By David Smith

MIXED emotions for me today. I should have been writing this sat in Glasgow as I prepared to ride my pursuit at the UCI Track World Cup at the Sir Chris Hoy velodrome.

Instead I am just sat at home, warning up on my turbo, looking at the wall. However I am more than happy. I am happy just to be on my bike, building towards next year with no pressure, enjoying my training and living in the moment.

My team mates took to the boards in Glasgow all fighting for spots in Tokyo and I couldn’t be any prouder to see them chase this dream. You can read all about them elsewhere in this section. Of course I would love to be part of that fight but staying ahead of this tumour is my medal race.

It has been a week of incredible sporting stories. From John Archibald getting a silver medal in a race in Minsk which the Italian Filippo Ganna ride the fastest pursuit the world has ever seen to Siya Kolisit becoming the first black captain to lift the World Cup for South Africa, a moment which transcended sport. As I read Kolisi’s story I thought to myself this is a true role model, someone who has the power to bring about real change.

I reflected on all this as I sat down with Steve Ingham to chat about life and sport on his Supporting Champions podcast. Steve has worked in British sport for over 20 years and helped support athletes such as Steve Redgrave and Jessica Ennis to Olympic success so I was very humbled when he invited me on his podcast to chat about the lessons learned from the intensive care unit to the sporting arena.

If you’re looking for a new podcast Steve’s is a great one. It certainly helps me get through my long turbo sessions.

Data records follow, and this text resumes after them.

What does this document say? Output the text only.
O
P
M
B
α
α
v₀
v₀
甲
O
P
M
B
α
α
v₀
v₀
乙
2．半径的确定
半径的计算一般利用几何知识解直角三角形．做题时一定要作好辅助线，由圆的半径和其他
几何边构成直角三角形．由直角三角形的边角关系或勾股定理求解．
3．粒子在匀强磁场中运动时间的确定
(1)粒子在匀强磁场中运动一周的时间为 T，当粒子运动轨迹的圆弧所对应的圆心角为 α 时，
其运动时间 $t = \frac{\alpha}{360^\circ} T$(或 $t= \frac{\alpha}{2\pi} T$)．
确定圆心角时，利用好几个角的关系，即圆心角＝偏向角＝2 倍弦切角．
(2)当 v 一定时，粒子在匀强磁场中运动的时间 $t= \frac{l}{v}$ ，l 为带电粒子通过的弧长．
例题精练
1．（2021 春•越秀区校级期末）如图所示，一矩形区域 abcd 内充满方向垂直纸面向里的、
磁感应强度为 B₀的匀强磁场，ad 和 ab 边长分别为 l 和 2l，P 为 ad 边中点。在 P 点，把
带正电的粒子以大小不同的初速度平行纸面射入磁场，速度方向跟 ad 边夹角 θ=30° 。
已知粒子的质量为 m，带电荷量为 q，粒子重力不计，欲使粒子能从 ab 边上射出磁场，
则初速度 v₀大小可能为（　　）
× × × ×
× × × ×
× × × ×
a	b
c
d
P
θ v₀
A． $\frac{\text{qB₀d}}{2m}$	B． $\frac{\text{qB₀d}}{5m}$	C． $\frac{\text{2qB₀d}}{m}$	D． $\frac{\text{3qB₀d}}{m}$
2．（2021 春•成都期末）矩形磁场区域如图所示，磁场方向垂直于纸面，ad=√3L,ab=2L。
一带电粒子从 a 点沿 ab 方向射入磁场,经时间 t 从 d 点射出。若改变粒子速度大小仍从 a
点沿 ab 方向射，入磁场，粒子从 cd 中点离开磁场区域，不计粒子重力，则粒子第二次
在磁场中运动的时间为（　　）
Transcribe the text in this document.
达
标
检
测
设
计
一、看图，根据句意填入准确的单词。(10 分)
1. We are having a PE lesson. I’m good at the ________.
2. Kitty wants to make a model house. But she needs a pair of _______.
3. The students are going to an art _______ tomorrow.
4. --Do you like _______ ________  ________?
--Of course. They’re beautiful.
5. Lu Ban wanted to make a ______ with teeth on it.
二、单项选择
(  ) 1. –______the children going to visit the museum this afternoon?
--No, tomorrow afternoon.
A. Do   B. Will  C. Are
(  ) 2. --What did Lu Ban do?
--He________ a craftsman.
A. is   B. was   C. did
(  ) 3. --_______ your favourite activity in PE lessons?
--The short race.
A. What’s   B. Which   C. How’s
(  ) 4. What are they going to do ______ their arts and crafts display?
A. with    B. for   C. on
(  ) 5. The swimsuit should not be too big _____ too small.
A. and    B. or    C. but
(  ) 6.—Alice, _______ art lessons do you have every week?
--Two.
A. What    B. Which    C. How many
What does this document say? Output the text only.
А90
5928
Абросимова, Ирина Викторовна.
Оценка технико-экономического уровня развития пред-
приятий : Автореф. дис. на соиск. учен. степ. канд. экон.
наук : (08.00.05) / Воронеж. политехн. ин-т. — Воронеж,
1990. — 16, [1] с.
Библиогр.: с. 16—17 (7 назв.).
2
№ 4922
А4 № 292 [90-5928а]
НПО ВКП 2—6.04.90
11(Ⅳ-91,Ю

I can tell that I am becoming more introverted. I had a few interesting experiences this week, one which involved a lady not knowing what a disabled bathroom was (she told me if I went downstairs I could see if it’s disabled or not), an other was meeting a guy who claimed he was so tough he wasn’t scared of being paralysed from the neck down. I would like to share the latter experience with you as I feel that self awareness and social awareness are two important life skills that maybe he lacked slightly.

I was listening as this guy was sharing his story of his bulging disk in his neck and how he lost feeling in his hand. I said ‘it’s not worth risking paralysis for one game of Sunday rugby’. To which he replied: “I am hard as nails and absolutely love running through people”.

I smiled and said ‘but what if you get hit in the neck and the disc presses more on the cord?’ His reply almost knocked me sideways. He said he didn’t care. It’s worth the risk.

When I paused he asked if he could see the scar on my neck. But I told him ‘trust me, it’s not worth it’. I told him about my time in Stoke Mandeville hospital and how I had met several guys with complete spinal cord neck-down injuries and it’s not an easy life.

To say it is one thing. To live it is something else.

It doesn’t matter how hard you think you are. If you break your neck and can’t move you have someone washing you for life.

Now I am definitely not saying ‘don’t live’. Because living outside your comfort zone is fun, it pushes us to achieve. But I said, mate you do know if that disc slips that’s it, if it goes into the cord you run the risk of paralysis. I have had to let go of lots of things I loved doing before, but I have found purpose in other things I explained.

Even after sharing my hospital stories his guy still told me he was going to go smash people on the pitch because he loved showing how tough he was. In the end I just had smile and be polite and let him and his inner chimp have their moment.

Real strength is not defined by how many people you can smash through on a pitch. I remember after my first surgery I wrote a quote out on a piece of paper and put it on my wall.

“Anyone can give up, it’s the easiest thing in the world to do,” it said. “But to hold it together when everyone else would understand if you fell apart, that’s true strength.” It is a quote which has served me well - lived by this all the way through every surgery.

As I sit waiting for the results to come in from Glasgow I can’t help but wonder what it would have been like to have raced there today. A fter a moment of pausing, I tell myself that now isn’t the time for regrets. I remind myself to live in the moment. It’s time to go to the gym.